The Mahonia family contains about 70 species often found in woodlands from the Himalayas, to East and Central Asia and into the America's.  Commonly referred to as Grape Hollies, the blue-black semi-edible berries hang in clusters after flowering.  Related to Barberries, Mahonia's have a bright yellow inner bark that contains an alkaloid called Berberine, which is responsible for the color.  The colorant has long been used to dye clothing, wool and leather but is now being studied for its potential medicinal use in reducing cancer growths, lowering cholesterol and over coming insulin resistance.

Mahonia x media (media - meaning middle, or between, referring to the mix of two parents) was a result of a accidental cross between Mahonia japonica and Mahonia lomariifolia that occurred naturally.  Slieve Donard Nursery in Co. Down, Ireland was the birthplace of Mahonia x media, starting in 1952 with the discovery of seedlings showing slight foliage variations.  Six of the seedlings were selected for planting by Sir Eric Savill, who at the time was Director of Forestry to the crown estate of Windsor Great Parks, in England.  When these seedlings began to flower in 1957 it became evident that they were different from what the parent plants were.  The first seedling to make it to market was named 'Charity',and can still be found to this day at Savill Gardens.

'Winters Sun' came from the same linage as 'Charity' and became registered in 1966 after it showed a greater dense, compact growing habit when compared to others in the 'x media' group.  The bright yellow flowers also have a better fragrance, an added benefit for any early winter garden.   I have seen 'Winters Sun' flourishing in an unprotected, full sun location with little sign of stress, provided it has good access to moisture during the hot summer months.  However, all Mahonia's would favor the filtered sun of a cool, woodland garden.  Once established, they can tolerate drought for an extended period with little consequence.   In my garden, it has proved successful in deterring kids from jumping the fence looking for a short-cut around the neighborhood.   Apart from that, it also works well on deer that also dislike it presence.  Growing to a large 8 to 10 ft vase shaped form, it requires little pruning, though some stems can be reduced back after flowering to encourage a shorter, bushy habit.

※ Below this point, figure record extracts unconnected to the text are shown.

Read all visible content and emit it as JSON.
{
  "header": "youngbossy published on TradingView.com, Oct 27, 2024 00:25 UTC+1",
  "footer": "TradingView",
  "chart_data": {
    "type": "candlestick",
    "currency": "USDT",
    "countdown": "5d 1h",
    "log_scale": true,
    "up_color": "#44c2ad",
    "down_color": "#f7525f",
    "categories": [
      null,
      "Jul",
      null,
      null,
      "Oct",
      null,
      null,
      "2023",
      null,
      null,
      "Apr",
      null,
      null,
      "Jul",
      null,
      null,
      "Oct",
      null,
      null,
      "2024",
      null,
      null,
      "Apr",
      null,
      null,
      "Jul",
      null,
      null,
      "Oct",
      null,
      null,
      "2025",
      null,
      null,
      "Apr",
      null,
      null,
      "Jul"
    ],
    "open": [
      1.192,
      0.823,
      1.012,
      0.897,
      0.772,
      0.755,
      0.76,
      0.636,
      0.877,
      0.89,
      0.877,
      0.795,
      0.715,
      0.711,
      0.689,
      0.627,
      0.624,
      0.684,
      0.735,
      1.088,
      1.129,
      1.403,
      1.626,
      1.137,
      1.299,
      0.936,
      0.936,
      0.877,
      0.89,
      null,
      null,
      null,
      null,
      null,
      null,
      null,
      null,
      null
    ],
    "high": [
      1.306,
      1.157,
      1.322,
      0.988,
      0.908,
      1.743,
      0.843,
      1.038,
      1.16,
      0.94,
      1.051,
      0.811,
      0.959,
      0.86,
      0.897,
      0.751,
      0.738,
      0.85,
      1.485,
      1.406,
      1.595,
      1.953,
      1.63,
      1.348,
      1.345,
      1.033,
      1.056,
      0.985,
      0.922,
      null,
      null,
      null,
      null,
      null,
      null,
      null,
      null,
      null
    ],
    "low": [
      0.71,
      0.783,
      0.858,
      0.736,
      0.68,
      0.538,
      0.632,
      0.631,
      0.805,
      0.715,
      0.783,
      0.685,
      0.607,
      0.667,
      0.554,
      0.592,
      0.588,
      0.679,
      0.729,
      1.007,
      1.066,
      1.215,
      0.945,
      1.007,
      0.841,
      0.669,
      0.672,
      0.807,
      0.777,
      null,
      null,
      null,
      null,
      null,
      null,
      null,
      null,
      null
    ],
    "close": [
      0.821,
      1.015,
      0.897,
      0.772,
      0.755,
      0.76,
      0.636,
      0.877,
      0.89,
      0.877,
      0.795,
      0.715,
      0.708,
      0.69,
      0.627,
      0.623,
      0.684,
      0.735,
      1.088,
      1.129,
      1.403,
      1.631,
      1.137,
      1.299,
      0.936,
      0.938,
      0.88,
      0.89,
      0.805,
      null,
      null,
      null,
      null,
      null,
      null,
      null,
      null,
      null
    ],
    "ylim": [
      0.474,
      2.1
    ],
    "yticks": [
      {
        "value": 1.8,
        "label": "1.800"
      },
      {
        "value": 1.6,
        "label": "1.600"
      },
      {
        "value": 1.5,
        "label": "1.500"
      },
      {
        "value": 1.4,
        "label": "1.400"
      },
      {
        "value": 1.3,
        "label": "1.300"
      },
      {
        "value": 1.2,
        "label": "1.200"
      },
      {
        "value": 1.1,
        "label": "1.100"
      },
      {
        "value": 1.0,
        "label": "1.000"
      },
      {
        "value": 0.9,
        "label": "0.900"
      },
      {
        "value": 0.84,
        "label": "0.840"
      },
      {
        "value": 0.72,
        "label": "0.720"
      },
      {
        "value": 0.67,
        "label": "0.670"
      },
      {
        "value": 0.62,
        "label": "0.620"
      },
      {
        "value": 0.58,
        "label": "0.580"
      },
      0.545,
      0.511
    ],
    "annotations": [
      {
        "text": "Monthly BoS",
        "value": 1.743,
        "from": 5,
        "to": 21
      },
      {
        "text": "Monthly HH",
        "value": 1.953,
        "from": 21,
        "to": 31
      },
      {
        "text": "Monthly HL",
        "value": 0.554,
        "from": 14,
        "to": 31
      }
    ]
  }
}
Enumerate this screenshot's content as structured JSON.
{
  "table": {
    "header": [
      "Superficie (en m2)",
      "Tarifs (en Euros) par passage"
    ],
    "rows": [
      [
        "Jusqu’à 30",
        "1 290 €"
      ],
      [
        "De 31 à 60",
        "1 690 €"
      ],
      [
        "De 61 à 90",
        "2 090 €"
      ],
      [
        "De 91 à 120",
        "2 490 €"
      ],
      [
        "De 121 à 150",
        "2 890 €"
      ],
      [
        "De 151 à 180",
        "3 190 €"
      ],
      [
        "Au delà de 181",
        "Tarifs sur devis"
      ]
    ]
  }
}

I have read some comments about Mahonia's needs to cross-pollinate to produce berries, though doesn't seem to be mentioned enough to draw a strong conclusion.  It would still be advisable to include another specimen of its own species or one of a compatible species to ensure berry set.  One reference I read highly recommended our own native Oregon Grape Holly, Mahonia aquifolium, a beautiful, lower growing species, as a suitable partner for Mahonia x media.

Both 'Charity' and 'Winters Sun' are guaranteed to provide season round interest.  Their architectural presence and explosion of color will anchor them as a focal point from which to design other combinations from.  While it's not a shrub that will hug you back should you have the urge to show it some affection, it will grow into a loyal work horse of the garden, commanding respect while extending the season of interest, well into early winter.